Kiti anne olmaya hazırlanıyordu ve zorlu bir hamileliğin sonunda neredeyse 36 saat acı içinde kıvranmıştı. Bu saatler Levin'e yıllar gibi gelmiş ve öleceğini düşünmüştü hep. Abisi Nikolay'ın ölümünde hissettiği duygular yine sarmıştı bedenini ve Kiti'nin çektiği acılar nedeniyle sürekli Tanrıya onları kurtarması için dua etmişti. "Tanrıya inanmayan Levin bunları yalnız ağzıyla söylemiyordu. Şimdi o anda, içindeki kuşkuların değil, içinde olduğunu bildiği, aklıyla ulanmasının imkansızlığının bile Tanrıya yalvarmasına engel olamayacağını biliyordu. Bunların hepsi(kuşkuları) yok olmuş, ruhundan şimdi uçup gitmişti. Kendini, ruhunu ve sevgisini elinde hissettiği o zor anında ona yalvarmayacaktı da kime yalvaracaktı?" sf875

Dinle ilgili yaşadığı inişli çıkışlı birçok şeyden sonra Levin daha çok düşünmeye, sorgulamaya başlamıştı.

-"Hrstiyanlığın hayatımla ilgili sorulara verdiği cevapları kabul etmiyorsam, kabul ettiğim cevaplar nelerdir?"sf972

"Elinde olmayan bir bilinçsizlikle şimdi her kitapta, her konuşmada her insanda bu sorulara karşı bir tutum ve onların çözümünü arıyordu" sf973 (bu benim de fazlaca yaptığım bir şey ama herkesin, her kitabın düşünce ve görüşü farklı, insan birleştirmeye kalktığında beyni allak bullak oluyor)

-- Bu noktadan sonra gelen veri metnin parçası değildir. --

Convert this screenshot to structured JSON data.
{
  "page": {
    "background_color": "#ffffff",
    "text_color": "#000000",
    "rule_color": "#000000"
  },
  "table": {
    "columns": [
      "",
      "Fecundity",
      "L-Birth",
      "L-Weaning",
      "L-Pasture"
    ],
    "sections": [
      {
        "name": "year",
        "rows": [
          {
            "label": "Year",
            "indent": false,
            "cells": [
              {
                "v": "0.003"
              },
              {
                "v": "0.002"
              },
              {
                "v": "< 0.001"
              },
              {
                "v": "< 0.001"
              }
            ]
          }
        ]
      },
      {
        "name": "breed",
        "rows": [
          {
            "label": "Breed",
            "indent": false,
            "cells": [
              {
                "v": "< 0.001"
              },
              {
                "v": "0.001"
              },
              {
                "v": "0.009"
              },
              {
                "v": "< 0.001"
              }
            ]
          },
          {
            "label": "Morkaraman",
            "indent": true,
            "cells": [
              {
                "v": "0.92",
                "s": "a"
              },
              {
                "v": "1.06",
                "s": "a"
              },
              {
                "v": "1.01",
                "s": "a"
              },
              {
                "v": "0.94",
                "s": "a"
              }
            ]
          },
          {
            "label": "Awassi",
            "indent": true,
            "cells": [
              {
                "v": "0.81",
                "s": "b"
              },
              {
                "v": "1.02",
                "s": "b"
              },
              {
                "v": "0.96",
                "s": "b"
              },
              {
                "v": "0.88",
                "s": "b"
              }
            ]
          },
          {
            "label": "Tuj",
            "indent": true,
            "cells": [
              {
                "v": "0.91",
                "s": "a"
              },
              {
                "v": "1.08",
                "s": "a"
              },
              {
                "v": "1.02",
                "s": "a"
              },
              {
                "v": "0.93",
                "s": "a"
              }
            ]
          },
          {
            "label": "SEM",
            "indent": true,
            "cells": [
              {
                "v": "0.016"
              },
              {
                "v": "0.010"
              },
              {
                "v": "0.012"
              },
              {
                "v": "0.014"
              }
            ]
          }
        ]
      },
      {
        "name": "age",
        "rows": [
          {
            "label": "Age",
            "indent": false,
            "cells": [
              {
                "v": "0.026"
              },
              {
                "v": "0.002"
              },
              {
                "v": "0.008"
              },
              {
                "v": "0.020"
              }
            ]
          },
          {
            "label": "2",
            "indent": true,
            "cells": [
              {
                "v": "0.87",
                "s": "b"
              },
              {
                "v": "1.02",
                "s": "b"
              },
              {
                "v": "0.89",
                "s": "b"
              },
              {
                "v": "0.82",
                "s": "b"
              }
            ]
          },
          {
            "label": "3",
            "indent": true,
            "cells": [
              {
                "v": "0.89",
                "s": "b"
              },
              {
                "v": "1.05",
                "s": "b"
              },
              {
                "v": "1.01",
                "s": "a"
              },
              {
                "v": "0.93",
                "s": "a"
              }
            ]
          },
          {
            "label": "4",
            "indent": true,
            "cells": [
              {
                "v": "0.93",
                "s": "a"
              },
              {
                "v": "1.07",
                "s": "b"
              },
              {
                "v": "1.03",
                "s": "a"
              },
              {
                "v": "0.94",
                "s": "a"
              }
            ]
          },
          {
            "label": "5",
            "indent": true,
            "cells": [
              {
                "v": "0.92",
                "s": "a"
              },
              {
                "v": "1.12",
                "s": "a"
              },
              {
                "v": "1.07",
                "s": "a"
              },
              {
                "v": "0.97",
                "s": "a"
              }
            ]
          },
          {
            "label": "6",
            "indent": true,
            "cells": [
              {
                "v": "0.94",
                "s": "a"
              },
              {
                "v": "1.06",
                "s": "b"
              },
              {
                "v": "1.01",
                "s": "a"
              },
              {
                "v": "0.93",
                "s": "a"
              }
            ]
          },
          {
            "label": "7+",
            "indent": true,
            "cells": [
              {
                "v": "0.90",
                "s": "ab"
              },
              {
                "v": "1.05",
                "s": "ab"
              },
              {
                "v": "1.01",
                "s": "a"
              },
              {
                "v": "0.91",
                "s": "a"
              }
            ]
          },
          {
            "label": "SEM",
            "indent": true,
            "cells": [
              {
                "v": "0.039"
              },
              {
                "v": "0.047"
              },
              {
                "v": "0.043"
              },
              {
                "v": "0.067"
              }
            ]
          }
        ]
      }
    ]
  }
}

Karısının doğumunda nasıl dua ettiğini hatırlıyordu ama,
"O an gelip geçmişti, o andaki psikolojik durumuna şimdi hayatında yer veremiyordu" sf973

"O zaman gerçeği gördüğünü, şimdi de yanıldığını kabul edemiyordu: bunu serin kanlılıkla sakin sakin düşünmeye başlayınca da her şey paramparça oluyordu. O zaman yanıldığını da kabul edemiyordu, çünkü o anki psikolojik durumuna da değer veriyordu. Bunu zayıflığının bir sonucu kabul etmekle o dakikaların anısını kirletmiş oluyordu. Kendi kendyle yürek burkan bir çelişki içindeydi. Bu düşünceler Levin'i bazen güçlenerek, bazen de zayıflayarak eziyordu" sf 974

Daha çok kitap okuyup inançlarını netleştirmek istemişti, dini mükemmel bir şekilde anlatmış bir kitaptan sonra bir anlığına kendini inançlı hissetmiş, "ama sonra Katolik bir yazarın kilise tarihiyle, ortadoks bir yazarın  kilise tarihini okuyup, aslında yanılmasız olan bu iki kilisenin de birbirini reddettiklerini görünce, kilise öğretisinde de hayal kırıklığına uğramıştı" sf975

Düşündüklerinden, okuduklarından, dinlediklerinden sonuç çıkaramıyordu.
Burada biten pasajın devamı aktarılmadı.